Of Scent and Surrealism
- 詠涵 吳
- 6 days ago
- 2 min read

Our brand was born from the quiet spaces between sound and image, from the surrealist belief that reality is far stranger, more beautiful, and more fluid than it first appears.
We believe perfume is more than a product. It is an invisible artwork, a sculpture of memory, dream, and intuition. Our first creation, At Land, was born in homage to Maya Deren’s silent film of the same name. In her world, sound is absent, leaving a space we sought to fill with scent. What if the silence of a film could be reimagined through fragrance? What if the missing soundtrack could rise not in soundwaves, but in vapor and oil?

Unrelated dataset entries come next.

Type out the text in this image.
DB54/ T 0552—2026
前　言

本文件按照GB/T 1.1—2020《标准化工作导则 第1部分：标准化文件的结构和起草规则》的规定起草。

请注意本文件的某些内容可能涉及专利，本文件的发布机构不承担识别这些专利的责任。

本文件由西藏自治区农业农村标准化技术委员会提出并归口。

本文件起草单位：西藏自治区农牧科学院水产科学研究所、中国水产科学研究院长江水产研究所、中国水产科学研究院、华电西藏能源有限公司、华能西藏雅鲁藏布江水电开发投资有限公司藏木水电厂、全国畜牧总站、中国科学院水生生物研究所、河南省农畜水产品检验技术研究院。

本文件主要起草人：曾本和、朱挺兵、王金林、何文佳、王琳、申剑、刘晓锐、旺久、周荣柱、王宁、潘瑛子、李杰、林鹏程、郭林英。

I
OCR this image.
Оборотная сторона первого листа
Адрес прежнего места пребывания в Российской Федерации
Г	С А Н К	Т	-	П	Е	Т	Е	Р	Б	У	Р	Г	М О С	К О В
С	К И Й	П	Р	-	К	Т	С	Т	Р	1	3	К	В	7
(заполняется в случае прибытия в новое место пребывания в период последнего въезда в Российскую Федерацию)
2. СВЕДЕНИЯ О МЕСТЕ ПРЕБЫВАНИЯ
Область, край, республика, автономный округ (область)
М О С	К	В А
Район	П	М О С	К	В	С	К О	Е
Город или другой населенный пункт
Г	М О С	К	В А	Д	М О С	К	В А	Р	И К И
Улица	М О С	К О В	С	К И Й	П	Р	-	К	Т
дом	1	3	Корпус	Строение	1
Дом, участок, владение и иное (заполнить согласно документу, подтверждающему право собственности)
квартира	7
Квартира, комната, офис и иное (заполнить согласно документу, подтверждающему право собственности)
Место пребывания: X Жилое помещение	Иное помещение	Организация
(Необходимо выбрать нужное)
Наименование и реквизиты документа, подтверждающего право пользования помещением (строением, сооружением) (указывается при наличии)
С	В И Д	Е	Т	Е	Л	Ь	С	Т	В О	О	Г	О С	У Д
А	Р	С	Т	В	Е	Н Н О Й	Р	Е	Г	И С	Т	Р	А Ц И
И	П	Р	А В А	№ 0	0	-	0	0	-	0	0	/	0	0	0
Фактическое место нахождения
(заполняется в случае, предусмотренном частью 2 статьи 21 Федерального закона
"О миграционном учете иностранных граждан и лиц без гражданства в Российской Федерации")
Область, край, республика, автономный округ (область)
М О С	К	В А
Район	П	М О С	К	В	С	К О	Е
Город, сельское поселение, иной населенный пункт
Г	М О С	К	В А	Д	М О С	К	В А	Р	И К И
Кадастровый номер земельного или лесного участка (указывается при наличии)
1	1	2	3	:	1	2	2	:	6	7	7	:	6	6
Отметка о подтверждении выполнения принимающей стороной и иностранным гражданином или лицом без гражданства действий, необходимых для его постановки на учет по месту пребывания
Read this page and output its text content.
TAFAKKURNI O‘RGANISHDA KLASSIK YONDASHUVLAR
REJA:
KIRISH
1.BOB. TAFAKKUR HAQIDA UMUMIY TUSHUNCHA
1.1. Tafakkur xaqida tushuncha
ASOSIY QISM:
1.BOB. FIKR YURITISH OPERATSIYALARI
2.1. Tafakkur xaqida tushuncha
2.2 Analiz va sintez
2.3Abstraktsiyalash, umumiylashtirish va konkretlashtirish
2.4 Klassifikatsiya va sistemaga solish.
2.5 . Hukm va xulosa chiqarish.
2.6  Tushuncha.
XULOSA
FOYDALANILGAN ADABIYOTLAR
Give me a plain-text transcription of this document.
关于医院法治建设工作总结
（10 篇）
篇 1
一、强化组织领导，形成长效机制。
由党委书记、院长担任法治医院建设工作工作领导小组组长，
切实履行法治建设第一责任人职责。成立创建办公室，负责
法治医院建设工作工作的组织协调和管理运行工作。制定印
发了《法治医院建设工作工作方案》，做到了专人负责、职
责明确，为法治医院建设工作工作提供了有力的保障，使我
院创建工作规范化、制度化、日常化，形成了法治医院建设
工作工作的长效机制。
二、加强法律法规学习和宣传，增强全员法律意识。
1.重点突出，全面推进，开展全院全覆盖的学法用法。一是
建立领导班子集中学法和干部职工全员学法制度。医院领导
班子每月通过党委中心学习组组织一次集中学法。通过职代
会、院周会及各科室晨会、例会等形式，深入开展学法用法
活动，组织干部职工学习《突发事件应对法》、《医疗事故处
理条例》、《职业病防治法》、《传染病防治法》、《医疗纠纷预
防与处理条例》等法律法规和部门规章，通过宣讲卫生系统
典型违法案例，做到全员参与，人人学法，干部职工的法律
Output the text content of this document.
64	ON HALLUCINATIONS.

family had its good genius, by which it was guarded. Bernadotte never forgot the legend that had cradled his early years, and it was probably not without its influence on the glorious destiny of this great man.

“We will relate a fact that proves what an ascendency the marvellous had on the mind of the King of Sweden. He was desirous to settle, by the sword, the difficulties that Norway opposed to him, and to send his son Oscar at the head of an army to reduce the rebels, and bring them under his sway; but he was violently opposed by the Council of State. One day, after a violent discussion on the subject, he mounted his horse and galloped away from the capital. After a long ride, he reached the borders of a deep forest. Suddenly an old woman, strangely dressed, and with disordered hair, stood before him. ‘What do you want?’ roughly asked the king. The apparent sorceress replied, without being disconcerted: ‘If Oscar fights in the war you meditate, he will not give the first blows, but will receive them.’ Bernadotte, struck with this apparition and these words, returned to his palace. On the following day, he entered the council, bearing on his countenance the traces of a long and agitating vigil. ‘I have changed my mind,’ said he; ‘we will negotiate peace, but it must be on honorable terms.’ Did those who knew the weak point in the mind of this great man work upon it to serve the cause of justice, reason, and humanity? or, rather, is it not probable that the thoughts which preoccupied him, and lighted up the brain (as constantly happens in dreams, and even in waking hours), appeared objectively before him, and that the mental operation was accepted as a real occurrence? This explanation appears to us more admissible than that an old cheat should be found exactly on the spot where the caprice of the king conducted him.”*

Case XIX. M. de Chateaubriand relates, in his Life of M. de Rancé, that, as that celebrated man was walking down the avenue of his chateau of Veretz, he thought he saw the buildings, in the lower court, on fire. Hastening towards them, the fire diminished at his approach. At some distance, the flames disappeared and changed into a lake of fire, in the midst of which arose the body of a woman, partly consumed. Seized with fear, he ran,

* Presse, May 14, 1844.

Our inspirations come from films and artworks that leave us breathless or disoriented, those that haunt the edges of consciousness. Surrealist artists often placed familiar objects in unfamiliar settings, distorting reality to reveal deeper truths. In René Magritte’s The Son of Man, a green apple floats in front of a man’s face—not to hide it, but to challenge our desire to see what we expect. That same spirit guided our decision to use an egg as the perfume cap. People often ask us, why an egg? The truth is: there’s no reason. And we like it that way.
But over time, the egg has become our visual and conceptual signature. To us, it suggests origin, rebirth, and the quiet potential of starting over. Like scent, it doesn’t have to explain itself to be felt.
Reality, to us, is relative. An egg can be a cap. A cap can be a sculpture. Scent can be silence.